この懸念はかつて上院議員を務めた人々によっても示されている。12月10日、ワシントンポスト紙で「我々はかつて上院議員だった。上院は長らく民主主義を守ってきた。そして、今も守り続けなければいけない」と題する記事が発表され、注目を集めた。この意見書に名を連ねたのは、44名に及ぶ超党派から成る元上院議員である。アメリカが現在危機的状況にあるという認識の下、法の支配、合衆国憲法、統治機構や国家安全保障に対する深刻な挑戦に抗するために声を上げる義務があるとの思いからこの意見書を提出したと宣言されている。これら元上院議員は、時に対立関係に立ちはしたものの、アメリカの国益と民主主義を守るという共通の価値観を持っていたと強調している。アメリカで立憲上の危機が訪れて国家の基礎が脅かされた時、連邦議会上院がアメリカの民主主義を守ってきた。アメリカ史の決定的転機にある今、上院が再び団結してアメリカの民主主義を守らなければならないというのがそのメッセージであった。
元上院議員がこのような意見書を出さねばならないと考えた背景には、アメリカの政治社会の分極化と対立激化に加えて、アメリカの民主政治を支えてきた根本原則に対する信頼の揺らぎ、アメリカ社会全体の統一性・一体感の欠如とでもいうべき状況があるだろう。これらの問題は、ジョージ・W・ブッシュ政権期、バラク・オバマ政権期からみられていたが、現在のドナルド・トランプ政権になって以降、より深刻化している。
党派的な大統領という特徴が強いトランプ
大統領に対する不信も、今後さらに強まる可能性がある。
先程紹介したギャラップ社による信頼度調査によれば、大統領に対する信頼度は37%と、連邦議会と比べると高いとはいえ低い。特筆に値するのは、トランプ大統領に対する支持率も分極化していることである。12月10日から16日にかけて行われたギャラップ社の調査によると、トランプ大統領に対する支持率は全体としては38%である。共和党支持者の間では86%と高いのに対し、民主党支持者の間では7%と極端に低い。現在、2016年大統領選挙におけるロシアの干渉疑惑についての調査がロバート・モラー特別検察官によって行われているが、この件をめぐって更なる事実関係が明らかになり、弾劾への動きがみられるようになると、大統領の正統性はさらに低下するだろう。

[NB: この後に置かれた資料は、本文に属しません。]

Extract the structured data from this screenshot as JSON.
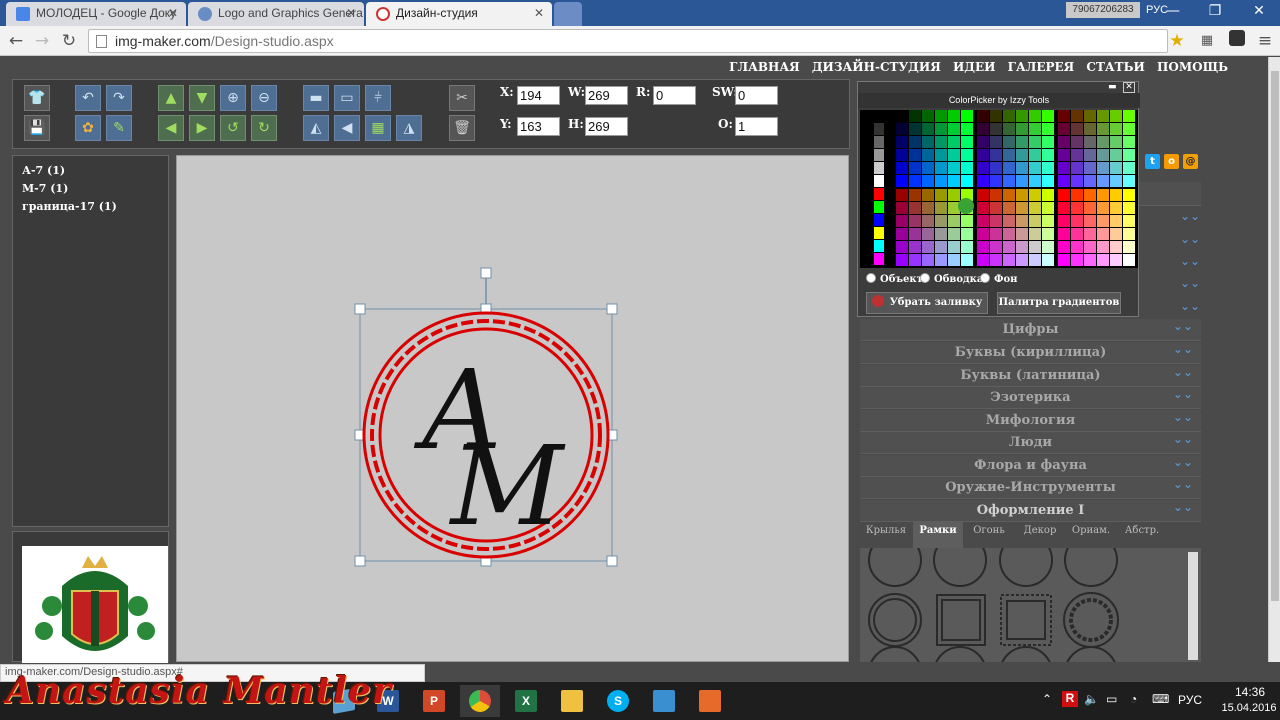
{
  "browser": {
    "tabs": [
      {
        "label": "МОЛОДЕЦ - Google Доку",
        "favicon_color": "#4a86e8"
      },
      {
        "label": "Logo and Graphics Genera",
        "favicon_color": "#6a8cc4"
      },
      {
        "label": "Дизайн-студия",
        "favicon_color": "#cc3333"
      }
    ],
    "phone": "79067206283",
    "lang": "РУС",
    "url_host": "img-maker.com",
    "url_path": "/Design-studio.aspx"
  },
  "topnav": [
    "ГЛАВНАЯ",
    "ДИЗАЙН-СТУДИЯ",
    "ИДЕИ",
    "ГАЛЕРЕЯ",
    "СТАТЬИ",
    "ПОМОЩЬ"
  ],
  "coords": {
    "x_label": "X:",
    "x": "194",
    "y_label": "Y:",
    "y": "163",
    "w_label": "W:",
    "w": "269",
    "h_label": "H:",
    "h": "269",
    "r_label": "R:",
    "r": "0",
    "sw_label": "SW:",
    "sw": "0",
    "o_label": "O:",
    "o": "1"
  },
  "layers": [
    "А-7 (1)",
    "М-7 (1)",
    "граница-17 (1)"
  ],
  "colorpicker": {
    "title": "ColorPicker by Izzy Tools",
    "radio_object": "Объект",
    "radio_stroke": "Обводка",
    "radio_bg": "Фон",
    "remove_fill": "Убрать заливку",
    "gradient_palette": "Палитра градиентов"
  },
  "categories": [
    "Цифры",
    "Буквы (кириллица)",
    "Буквы (латиница)",
    "Эзотерика",
    "Мифология",
    "Люди",
    "Флора и фауна",
    "Оружие-Инструменты",
    "Оформление I"
  ],
  "frame_tabs": [
    "Крылья",
    "Рамки",
    "Огонь",
    "Декор",
    "Ориам.",
    "Абстр."
  ],
  "canvas": {
    "letters": [
      "A",
      "M"
    ],
    "frame_color": "#d90000"
  },
  "status_url": "img-maker.com/Design-studio.aspx#",
  "watermark": "Anastasia Mantler",
  "tray": {
    "time": "14:36",
    "date": "15.04.2016",
    "lang": "РУС"
  },
  "taskbar_apps": [
    {
      "name": "Word",
      "letter": "W",
      "color": "#2b579a"
    },
    {
      "name": "PowerPoint",
      "letter": "P",
      "color": "#d24726"
    },
    {
      "name": "Chrome",
      "letter": "",
      "color": "#dd4b39"
    },
    {
      "name": "Excel",
      "letter": "X",
      "color": "#217346"
    },
    {
      "name": "Explorer",
      "letter": "",
      "color": "#f0c040"
    },
    {
      "name": "Skype",
      "letter": "S",
      "color": "#00aff0"
    },
    {
      "name": "Photos",
      "letter": "",
      "color": "#3a8fd0"
    },
    {
      "name": "Paint",
      "letter": "",
      "color": "#e66b2b"
    }
  ],
  "colors": {
    "accent_blue": "#2b5797",
    "selection_green": "#3aa335"
  }
}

伝統的に、アメリカの大統領は国家の元首として、尊厳的な役割を果たすことも期待されてきた。また、連邦議会にみられる党派対立を乗り越えて、アメリカ国民を統合する存在ともしばしば位置付けられてきた。だが、トランプ大統領は尊厳的な役割を果たすことはできていない。また、全国民の大統領というよりも、党派的な大統領という特徴が強くなっている。この事態がさらに国民の間での政治不信を強化しているといえよう。